Comment 5 Dave Peterson 2008-05-18 05:32:20 UTC
(In reply to comment #0)
>> Appendix F in the Part 2 of XML Schema 1.0 defines 'metacharacter' thus: 
> 
> A metacharacter is either ., \, ?, *, +, {, } (, ), [ or ]. 
> 
> It defines 'normal character' thus: 
> 
> [Definition:] A normal character is any XML character that is not a 
> metacharacter. In regular expressions, a normal character is an atom that 
> denotes the singleton set of strings containing only itself. 
> 
> Production [10], which I take to be defining normal characters, reads: 
> 
> Normal Character [10] Char ::= [^.\?*+()|#x5B#x5D] 
> 
> The metacharacters all need escapes, so production 24 is also relevant here: 
> 
> Single Character Escape [24] SingleCharEsc ::= '\' [nrt\|.?*+(){}
> #x2D#x5B#x5D#x5E] 
> 
> I have some questions: 
 
> 3. should ^ (#x5E) be included among the metacharacters? 

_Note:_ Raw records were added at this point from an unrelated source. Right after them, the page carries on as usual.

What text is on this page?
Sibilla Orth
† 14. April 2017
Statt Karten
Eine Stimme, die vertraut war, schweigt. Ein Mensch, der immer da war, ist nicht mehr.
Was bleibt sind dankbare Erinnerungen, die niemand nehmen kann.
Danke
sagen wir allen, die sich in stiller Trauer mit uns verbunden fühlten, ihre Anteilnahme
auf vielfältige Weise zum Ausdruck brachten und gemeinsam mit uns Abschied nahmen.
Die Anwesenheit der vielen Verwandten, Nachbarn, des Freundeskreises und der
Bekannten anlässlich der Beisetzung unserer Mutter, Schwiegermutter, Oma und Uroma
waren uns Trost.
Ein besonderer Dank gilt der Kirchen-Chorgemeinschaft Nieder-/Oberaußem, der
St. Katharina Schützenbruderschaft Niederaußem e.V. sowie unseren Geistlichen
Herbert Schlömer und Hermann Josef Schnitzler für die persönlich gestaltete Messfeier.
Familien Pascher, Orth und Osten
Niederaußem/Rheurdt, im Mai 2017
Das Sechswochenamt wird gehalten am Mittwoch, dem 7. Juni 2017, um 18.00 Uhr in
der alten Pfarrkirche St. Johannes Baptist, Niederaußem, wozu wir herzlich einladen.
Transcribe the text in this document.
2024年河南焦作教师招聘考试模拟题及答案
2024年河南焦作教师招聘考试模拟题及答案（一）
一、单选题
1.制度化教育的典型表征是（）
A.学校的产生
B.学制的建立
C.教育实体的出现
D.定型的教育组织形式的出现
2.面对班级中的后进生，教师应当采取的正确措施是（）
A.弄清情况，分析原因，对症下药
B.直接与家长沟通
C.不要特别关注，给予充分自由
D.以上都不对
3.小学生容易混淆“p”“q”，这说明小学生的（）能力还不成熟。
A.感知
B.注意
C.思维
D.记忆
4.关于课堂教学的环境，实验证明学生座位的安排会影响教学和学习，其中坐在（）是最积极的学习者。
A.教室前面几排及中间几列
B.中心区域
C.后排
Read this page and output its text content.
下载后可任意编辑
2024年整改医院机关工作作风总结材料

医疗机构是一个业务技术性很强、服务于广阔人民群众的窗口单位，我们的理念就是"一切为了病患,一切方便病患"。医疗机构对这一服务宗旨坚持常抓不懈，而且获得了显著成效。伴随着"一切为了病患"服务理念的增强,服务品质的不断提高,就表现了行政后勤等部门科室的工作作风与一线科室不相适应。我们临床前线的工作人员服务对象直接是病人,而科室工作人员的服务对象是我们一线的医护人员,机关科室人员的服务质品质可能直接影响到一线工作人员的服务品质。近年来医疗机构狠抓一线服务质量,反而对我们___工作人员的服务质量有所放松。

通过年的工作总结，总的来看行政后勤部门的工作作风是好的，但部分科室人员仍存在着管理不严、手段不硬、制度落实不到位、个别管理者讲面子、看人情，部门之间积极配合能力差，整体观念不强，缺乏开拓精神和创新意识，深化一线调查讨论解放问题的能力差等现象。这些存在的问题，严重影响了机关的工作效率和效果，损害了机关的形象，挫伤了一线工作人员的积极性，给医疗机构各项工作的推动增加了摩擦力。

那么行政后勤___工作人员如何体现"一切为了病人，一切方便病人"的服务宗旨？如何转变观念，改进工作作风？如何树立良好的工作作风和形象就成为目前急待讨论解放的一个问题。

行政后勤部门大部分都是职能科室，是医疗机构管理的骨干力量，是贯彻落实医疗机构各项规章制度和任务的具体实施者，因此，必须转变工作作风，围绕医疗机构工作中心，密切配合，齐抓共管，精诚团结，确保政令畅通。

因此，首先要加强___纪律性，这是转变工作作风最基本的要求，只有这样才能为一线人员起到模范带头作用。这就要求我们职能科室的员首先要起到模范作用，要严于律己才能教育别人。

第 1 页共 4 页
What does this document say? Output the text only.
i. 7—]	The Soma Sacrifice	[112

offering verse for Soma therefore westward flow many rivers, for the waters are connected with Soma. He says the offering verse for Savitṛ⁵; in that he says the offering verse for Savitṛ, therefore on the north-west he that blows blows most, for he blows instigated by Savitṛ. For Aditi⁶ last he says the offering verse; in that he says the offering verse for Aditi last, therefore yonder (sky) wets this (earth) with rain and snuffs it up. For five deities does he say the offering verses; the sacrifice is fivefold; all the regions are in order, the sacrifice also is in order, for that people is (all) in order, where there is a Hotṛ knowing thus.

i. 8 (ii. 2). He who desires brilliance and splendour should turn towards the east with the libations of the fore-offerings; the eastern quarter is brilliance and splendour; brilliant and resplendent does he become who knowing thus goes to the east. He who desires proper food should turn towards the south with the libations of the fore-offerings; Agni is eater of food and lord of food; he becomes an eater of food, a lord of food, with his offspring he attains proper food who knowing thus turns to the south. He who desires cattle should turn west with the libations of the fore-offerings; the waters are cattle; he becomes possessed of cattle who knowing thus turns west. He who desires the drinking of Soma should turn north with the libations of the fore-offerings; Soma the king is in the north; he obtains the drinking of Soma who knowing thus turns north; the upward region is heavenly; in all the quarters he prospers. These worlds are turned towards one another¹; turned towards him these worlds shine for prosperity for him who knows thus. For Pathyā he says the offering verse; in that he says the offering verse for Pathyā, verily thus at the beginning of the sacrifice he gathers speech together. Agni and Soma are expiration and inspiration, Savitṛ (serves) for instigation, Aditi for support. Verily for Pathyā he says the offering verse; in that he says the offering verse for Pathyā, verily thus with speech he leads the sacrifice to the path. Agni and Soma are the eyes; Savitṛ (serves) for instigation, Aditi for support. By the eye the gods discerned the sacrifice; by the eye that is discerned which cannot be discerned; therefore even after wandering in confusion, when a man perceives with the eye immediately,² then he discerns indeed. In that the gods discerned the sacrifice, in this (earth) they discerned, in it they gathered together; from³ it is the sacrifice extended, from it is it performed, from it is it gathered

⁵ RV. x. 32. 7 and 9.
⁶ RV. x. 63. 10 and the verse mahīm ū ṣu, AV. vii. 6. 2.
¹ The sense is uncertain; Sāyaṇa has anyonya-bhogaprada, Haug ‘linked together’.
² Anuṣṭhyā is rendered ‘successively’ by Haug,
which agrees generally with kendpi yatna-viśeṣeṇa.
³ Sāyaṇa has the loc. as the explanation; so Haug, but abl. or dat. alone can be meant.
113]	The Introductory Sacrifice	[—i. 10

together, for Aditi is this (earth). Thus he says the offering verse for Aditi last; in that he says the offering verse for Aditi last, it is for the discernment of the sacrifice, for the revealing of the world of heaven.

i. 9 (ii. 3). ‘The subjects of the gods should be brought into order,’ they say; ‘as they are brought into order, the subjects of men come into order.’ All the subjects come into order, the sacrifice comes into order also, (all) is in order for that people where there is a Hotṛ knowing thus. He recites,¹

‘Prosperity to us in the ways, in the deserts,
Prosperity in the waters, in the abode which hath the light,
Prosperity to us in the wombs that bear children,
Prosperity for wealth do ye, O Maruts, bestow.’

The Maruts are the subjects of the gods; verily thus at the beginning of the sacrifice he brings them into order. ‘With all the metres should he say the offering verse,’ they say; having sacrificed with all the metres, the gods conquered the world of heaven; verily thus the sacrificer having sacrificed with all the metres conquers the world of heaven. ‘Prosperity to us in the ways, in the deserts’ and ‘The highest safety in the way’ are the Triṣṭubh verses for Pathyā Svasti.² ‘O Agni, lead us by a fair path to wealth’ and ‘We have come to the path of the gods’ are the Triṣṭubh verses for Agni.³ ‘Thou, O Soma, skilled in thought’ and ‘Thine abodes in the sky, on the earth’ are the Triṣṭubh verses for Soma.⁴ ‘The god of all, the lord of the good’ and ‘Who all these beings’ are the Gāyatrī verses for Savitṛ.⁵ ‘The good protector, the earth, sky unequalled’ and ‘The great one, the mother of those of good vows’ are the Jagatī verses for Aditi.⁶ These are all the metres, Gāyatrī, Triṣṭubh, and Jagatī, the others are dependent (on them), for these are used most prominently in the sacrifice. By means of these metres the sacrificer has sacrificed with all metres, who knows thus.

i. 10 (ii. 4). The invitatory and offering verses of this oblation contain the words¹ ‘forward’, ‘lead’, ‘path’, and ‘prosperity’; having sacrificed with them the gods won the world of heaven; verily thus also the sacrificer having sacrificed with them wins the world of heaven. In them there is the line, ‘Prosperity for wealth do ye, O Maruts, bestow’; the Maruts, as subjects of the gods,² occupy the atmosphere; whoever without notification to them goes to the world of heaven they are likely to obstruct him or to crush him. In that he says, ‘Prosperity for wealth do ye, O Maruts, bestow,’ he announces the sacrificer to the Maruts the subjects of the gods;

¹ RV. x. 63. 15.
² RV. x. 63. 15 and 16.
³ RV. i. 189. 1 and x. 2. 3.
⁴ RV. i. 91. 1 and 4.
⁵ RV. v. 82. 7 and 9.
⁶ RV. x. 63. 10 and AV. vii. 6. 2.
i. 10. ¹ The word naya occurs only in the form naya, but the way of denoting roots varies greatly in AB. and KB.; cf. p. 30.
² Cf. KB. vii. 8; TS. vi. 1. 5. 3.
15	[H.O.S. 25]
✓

> I suspect...the answer to (3) is 'no, on the 
> theory that the term 'metacharacter' is best reserved for characters which have 
> special meaning at the top level of a regular expression and which must 
> therefore have escapes to avoid ambiguity. Hyphen, circumflex, comma, n, r, and 
> t all have special meaning only in special contexts (within character groups, 
> within quantity-range specifications, or after backslash), and so aren't 
> metacharacters in this sense. 

Let me define characters used autonymously (self-naming) as those which act as single-character classes containing themselves, and metacharacters as those which are not being used autonymously, with the understanding that the same character in different occurrences in an RE can be one or the other.  I'll call the characters selected by the "metacharacter" nonterminal "top-level metacharacters" or "TLMs".  "top-level" refers to "outside of a character class expression".

In top-level, many of the TLMs can occur where other characters can occur autonymously; in those locations the TLM would have to be escaped to have autonymous effect.  There are other top-level places were a TLM cannot be a legal metacharacter and could presumably be used autonymously.  But the designers of the language apparently didn't want the users to have to wonder, so they made it possible and required that the TLMs always be escaped.  (For that matter, a few TLMs cannot be used as metacharacters in a location where an autonymous character can occur, but that's the language design.)

Within character class expressions, only a few TLMs can be used as metacharacters, also '^' (which is not a TLM) can be so used.  The autonymous vs meta rules are different here; there is no blanket prohibition of potential metacharacters being used autonymously; rather, there are some rules specifying where they can and can't be so used.  (A few TLMs still never can be autonymous, those that can't be metacharacters here can always be autonymous, and for '-' and '^' the rules allow each at different places.)  But since '^' can't be used as a metacharacter in the top-level, it is not in the TLM list.

All the TLMs and '^' are *permitted* to be escaped if their autonymous use is wanted; this is so that if a user is not sure if it can be meta at a given location and wants autonymous usage, they can just escape it and be sure to get the effect they want.  That's why '^' is in the single-character-escape list.

Are we having fun yet?  ;-)
Comment 6 C. M. Sperberg-McQueen 2008-05-30 04:01:22 UTC
A wording proposal intended to resolve this issue (and some other 
regex-related issues) is at 
http://www.w3.org/XML/Group/2004/06/xmlschema-2/datatypes.b1889.html
(member-only link).
Comment 7 C. M. Sperberg-McQueen 2008-05-31 02:00:45 UTC
The wording proposal mentioned in comment #6 was adopted by the WG
at its call today.  We believe it resolves the issue in full, and I am
accordingly marking the issue as resolved.